Why Texting is so Intimate.


Ok, I think I might be on to something here. I would really like to hear your thoughts, dear reader. Recent events lead me to realize that some people I’ve begun to text with some frequency, have a much different feeling about texting than I do. I’m slowly coming ‘round to sharing their appreciation, which is changing the voice and tone of my convos, albeit slowly.
The book I’ve put up there is a 1982 novel by Jerry Pournelle and Larry Niven, who are one of the best writing teams in speculative fiction. (I will not disgrace them with the meaningless term “science fiction.“) The action takes place in an arcology in the US, which is a little different than Paolo Solerei might’ve meant, Pournelle & Niven do a grand job of extrapolating some things. As an almost aside, there are 2 characters in the book who are extreme early adopters of a new communications tech, an implanted wireless system. I’m vague, because I gather the comm is subvocalized audio, though we might now see it as “read text,” the machine-voiced system for those sub-vocalized military systems. (The machine speaks, you hear a vaguely Steven Hawking like voice: this is because the neurological system is so sensitive, the user is literally not making a single sound.) The point is, these folks can “talk” head to head.
Remember, in the book’s world, this tech is still so new that the users have never encountered another, fellow user. So the social implications, like those of the SMS (text) system when it was proposed. “Hey, we’ve got a little unused bandwidth here, we could send some user-generated data here, what should we do with it?” “I dunno, text?”
So how do these relate? This effortful head-to-head system has the advantage that no one can eavesdrop on the conversation. (We won’t consider man-in-the-middle attacks here.) They can speak and hear with confidence that their convo is not overheard. They can even use it—almost—without others knowing. Remember, it’s still not perfect, think “brick phone” compared to Android.

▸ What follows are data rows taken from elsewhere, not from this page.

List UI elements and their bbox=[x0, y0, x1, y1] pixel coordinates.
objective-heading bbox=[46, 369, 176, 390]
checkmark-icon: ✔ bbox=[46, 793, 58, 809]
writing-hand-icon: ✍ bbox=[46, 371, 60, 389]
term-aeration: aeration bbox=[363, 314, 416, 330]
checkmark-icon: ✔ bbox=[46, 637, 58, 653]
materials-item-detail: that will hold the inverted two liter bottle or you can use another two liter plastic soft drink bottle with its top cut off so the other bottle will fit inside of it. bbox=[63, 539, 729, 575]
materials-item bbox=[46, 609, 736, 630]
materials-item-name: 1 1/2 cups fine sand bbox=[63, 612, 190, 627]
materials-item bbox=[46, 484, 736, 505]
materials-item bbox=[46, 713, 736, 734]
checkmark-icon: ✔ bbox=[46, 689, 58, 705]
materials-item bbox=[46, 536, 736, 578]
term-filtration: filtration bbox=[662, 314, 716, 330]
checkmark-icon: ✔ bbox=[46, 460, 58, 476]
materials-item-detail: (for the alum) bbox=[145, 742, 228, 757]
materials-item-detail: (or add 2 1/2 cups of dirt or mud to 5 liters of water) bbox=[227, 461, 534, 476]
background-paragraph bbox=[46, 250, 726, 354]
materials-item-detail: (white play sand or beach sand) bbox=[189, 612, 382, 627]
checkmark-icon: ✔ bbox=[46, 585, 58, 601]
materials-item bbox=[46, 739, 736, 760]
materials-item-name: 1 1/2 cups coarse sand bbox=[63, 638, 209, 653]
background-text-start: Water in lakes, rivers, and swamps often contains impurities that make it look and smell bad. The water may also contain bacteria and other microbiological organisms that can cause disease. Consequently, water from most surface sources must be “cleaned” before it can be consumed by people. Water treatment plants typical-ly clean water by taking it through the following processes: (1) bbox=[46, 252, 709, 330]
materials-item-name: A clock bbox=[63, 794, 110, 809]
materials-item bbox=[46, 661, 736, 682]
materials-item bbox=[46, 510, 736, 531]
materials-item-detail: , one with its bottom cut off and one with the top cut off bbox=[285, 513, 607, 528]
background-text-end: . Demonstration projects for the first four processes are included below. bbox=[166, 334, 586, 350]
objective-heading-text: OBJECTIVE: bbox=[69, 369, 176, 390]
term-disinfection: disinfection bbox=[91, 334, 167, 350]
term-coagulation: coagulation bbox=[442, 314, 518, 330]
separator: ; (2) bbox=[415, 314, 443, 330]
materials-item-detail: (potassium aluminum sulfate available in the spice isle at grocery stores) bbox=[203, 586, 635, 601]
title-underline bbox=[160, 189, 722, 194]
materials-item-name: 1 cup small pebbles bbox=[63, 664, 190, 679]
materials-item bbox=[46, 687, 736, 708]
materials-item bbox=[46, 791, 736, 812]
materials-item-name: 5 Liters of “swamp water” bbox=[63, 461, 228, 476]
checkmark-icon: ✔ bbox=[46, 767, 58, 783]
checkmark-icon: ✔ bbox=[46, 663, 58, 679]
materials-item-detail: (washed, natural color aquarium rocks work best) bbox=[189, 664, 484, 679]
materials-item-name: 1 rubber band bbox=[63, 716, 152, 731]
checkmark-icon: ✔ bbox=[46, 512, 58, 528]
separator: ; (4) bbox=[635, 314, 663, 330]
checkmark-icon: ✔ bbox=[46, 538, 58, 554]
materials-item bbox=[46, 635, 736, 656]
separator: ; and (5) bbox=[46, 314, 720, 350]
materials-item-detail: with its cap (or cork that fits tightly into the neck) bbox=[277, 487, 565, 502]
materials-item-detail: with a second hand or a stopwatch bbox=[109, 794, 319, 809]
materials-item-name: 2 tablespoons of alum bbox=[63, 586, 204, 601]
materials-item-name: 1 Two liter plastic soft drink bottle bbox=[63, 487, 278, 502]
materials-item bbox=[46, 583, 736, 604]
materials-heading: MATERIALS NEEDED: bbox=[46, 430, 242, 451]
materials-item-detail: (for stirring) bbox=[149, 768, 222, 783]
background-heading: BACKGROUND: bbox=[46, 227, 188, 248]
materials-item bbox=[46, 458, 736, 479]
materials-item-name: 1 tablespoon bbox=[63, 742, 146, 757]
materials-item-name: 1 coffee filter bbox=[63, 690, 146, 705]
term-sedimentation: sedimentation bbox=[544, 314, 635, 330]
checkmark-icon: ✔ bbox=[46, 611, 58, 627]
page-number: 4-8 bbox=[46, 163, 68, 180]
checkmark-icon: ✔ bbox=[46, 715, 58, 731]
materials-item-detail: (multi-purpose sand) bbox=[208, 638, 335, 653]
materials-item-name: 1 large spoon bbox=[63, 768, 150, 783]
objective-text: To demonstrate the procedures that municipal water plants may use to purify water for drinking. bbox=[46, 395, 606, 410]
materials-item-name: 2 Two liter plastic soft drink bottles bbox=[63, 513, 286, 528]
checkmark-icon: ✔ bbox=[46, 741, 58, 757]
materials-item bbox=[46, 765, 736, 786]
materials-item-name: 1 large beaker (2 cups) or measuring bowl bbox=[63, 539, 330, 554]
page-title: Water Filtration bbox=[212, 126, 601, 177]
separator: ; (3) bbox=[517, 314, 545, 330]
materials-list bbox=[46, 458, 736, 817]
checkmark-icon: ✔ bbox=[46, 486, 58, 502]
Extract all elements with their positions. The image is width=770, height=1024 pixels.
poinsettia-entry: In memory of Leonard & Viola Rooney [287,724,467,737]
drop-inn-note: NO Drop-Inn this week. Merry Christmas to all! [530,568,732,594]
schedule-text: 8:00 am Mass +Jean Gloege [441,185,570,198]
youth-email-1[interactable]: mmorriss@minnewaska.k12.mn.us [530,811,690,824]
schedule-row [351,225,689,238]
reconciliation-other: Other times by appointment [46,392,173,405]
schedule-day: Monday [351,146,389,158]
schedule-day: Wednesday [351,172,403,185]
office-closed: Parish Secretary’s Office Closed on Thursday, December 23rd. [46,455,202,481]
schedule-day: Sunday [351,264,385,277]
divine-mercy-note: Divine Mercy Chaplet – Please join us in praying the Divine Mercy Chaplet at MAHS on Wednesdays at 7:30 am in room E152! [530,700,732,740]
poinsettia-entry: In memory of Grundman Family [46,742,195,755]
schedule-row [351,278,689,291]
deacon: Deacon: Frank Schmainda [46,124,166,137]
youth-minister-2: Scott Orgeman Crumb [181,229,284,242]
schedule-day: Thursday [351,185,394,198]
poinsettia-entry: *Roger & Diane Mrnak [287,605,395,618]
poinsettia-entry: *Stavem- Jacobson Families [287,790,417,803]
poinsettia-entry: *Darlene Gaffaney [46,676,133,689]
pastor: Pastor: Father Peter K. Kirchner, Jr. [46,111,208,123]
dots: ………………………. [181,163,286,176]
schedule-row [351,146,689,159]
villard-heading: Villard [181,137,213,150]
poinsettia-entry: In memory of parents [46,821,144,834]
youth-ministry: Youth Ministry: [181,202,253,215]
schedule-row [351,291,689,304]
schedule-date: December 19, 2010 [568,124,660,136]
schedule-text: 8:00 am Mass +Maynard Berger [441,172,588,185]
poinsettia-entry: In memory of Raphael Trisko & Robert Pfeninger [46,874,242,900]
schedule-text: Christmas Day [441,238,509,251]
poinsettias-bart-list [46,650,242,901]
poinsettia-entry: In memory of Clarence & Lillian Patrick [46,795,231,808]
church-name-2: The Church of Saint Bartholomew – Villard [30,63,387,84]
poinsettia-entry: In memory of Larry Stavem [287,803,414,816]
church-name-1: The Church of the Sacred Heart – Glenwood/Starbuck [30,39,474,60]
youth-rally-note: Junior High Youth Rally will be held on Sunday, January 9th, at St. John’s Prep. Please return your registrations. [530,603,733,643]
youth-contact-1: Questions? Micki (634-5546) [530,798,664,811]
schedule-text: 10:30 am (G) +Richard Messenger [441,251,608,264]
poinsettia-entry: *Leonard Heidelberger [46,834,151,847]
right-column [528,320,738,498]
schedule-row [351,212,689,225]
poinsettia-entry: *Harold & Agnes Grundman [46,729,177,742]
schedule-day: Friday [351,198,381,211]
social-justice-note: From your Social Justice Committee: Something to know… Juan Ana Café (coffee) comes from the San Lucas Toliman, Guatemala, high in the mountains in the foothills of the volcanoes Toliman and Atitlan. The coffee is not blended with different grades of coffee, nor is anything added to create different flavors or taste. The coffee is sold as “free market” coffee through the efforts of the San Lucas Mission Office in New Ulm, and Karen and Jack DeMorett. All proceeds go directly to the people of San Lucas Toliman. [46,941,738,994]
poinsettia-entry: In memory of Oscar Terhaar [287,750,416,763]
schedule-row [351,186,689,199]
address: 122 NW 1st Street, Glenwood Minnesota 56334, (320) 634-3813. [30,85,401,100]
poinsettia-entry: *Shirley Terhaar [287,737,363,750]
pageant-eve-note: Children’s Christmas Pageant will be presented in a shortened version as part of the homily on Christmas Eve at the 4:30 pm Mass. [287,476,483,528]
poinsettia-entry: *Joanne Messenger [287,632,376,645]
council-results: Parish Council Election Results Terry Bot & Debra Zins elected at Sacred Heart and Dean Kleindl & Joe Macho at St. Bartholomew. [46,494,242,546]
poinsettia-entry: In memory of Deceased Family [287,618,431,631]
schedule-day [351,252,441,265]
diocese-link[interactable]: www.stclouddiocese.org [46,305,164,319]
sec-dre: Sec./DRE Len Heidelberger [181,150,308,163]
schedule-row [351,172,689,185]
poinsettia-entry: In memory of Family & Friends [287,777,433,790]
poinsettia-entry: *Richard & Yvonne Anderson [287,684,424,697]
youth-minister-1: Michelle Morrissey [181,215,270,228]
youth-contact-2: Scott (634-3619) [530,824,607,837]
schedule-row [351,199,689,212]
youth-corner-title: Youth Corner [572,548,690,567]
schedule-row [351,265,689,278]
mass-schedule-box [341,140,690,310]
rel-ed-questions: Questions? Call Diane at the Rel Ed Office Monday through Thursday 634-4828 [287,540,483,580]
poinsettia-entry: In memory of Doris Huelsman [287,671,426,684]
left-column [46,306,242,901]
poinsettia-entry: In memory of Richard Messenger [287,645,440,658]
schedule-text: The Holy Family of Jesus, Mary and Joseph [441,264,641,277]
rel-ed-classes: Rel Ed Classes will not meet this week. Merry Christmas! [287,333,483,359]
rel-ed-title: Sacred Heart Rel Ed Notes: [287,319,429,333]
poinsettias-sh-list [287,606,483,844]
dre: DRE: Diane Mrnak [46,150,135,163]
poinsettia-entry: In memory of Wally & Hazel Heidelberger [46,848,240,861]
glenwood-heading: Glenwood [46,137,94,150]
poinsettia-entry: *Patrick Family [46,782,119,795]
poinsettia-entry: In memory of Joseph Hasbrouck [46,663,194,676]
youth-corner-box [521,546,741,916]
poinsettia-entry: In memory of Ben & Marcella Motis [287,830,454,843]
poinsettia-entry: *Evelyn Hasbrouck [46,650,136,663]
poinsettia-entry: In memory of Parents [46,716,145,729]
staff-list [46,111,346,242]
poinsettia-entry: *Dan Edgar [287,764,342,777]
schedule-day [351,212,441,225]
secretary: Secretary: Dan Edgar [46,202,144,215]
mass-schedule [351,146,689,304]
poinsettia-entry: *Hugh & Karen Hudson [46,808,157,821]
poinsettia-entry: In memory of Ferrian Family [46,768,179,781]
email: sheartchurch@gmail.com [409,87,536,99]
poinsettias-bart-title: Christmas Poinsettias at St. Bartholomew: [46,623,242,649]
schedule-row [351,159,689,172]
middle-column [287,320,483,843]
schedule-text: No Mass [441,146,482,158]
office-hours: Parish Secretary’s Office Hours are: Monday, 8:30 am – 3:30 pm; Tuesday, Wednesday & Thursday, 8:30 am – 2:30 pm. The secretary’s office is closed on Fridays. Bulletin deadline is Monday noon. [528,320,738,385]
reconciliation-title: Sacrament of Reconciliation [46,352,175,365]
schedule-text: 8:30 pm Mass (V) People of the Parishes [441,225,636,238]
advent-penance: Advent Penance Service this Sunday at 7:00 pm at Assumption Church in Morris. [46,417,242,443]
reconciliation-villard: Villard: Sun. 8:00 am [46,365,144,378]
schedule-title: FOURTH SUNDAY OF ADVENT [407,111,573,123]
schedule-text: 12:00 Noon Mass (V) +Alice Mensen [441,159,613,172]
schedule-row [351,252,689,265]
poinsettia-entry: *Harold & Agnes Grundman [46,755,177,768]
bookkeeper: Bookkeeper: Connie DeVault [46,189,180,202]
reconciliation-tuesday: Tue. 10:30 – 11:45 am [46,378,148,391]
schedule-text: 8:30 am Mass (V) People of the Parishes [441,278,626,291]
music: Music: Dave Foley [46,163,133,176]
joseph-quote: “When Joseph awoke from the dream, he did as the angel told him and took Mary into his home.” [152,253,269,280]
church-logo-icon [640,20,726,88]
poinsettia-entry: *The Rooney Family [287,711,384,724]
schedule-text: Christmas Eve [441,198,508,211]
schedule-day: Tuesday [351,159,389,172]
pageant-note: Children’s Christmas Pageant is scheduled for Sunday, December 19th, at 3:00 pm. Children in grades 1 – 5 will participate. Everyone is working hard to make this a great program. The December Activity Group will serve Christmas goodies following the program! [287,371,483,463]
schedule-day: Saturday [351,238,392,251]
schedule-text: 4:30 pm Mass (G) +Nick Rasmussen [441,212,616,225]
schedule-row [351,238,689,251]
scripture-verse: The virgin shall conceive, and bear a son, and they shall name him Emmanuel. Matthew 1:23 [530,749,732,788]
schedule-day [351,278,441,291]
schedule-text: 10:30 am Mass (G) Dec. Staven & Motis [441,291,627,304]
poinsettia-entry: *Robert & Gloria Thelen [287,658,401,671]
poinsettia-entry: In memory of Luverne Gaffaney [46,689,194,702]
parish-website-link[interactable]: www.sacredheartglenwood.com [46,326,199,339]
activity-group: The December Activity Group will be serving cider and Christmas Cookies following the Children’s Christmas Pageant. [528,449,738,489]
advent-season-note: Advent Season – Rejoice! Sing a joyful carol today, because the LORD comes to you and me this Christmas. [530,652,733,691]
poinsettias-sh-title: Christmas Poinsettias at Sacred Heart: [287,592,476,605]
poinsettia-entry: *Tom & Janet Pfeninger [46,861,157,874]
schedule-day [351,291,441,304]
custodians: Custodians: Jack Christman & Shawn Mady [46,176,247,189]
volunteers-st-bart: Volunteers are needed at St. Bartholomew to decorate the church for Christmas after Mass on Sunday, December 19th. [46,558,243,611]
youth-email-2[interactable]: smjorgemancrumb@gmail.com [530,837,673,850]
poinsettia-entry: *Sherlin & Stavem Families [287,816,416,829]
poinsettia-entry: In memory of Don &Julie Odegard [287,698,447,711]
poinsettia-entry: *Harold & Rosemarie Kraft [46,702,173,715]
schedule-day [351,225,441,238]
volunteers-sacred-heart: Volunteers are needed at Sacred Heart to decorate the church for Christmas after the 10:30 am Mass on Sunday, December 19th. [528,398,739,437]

And this is what texting does. You can imagine that no one but you and your fellow conversant, can know what’s being exchanged. And thank goodness, as my Nominal Boss would probably not appreciate hearing everything I was talking about. Texting approximates the privacy of a head-to-head conversation.
And see, we’re weird animals. I met someone who said that she’d once put all kinds of private info on a dating site because she was alone at the time, typing on the computer. This person is more than smart enough to know the reality of internet privacy on free dating sites, she was talking about the deep unconscious machinations, how we can be subtly fooled by cues like “no one else in the room, it’s ok to let the inner self out.”
So what’s dawning on me is that this communication is privileged and carries an intimacy greater than I thought. Backwards to all I've put forth here, I equate bandwidth with intimacy, so I’d just tossed off text as this little note. Interactive, to be sure, but nothing more. Now I’m discovering whole new worlds with this paradigm-shift. I’m still not sure how to treat the youth-who-won’t-speak-on-the-phone, that trend still amazes me. I tend to effuse in text, hyperbole is my middle name, so if the recipient is treating text with more “weight” than I am, this can be a bit much. So now I need to work on the internal calibration for this new medium of exchange, to see what will work.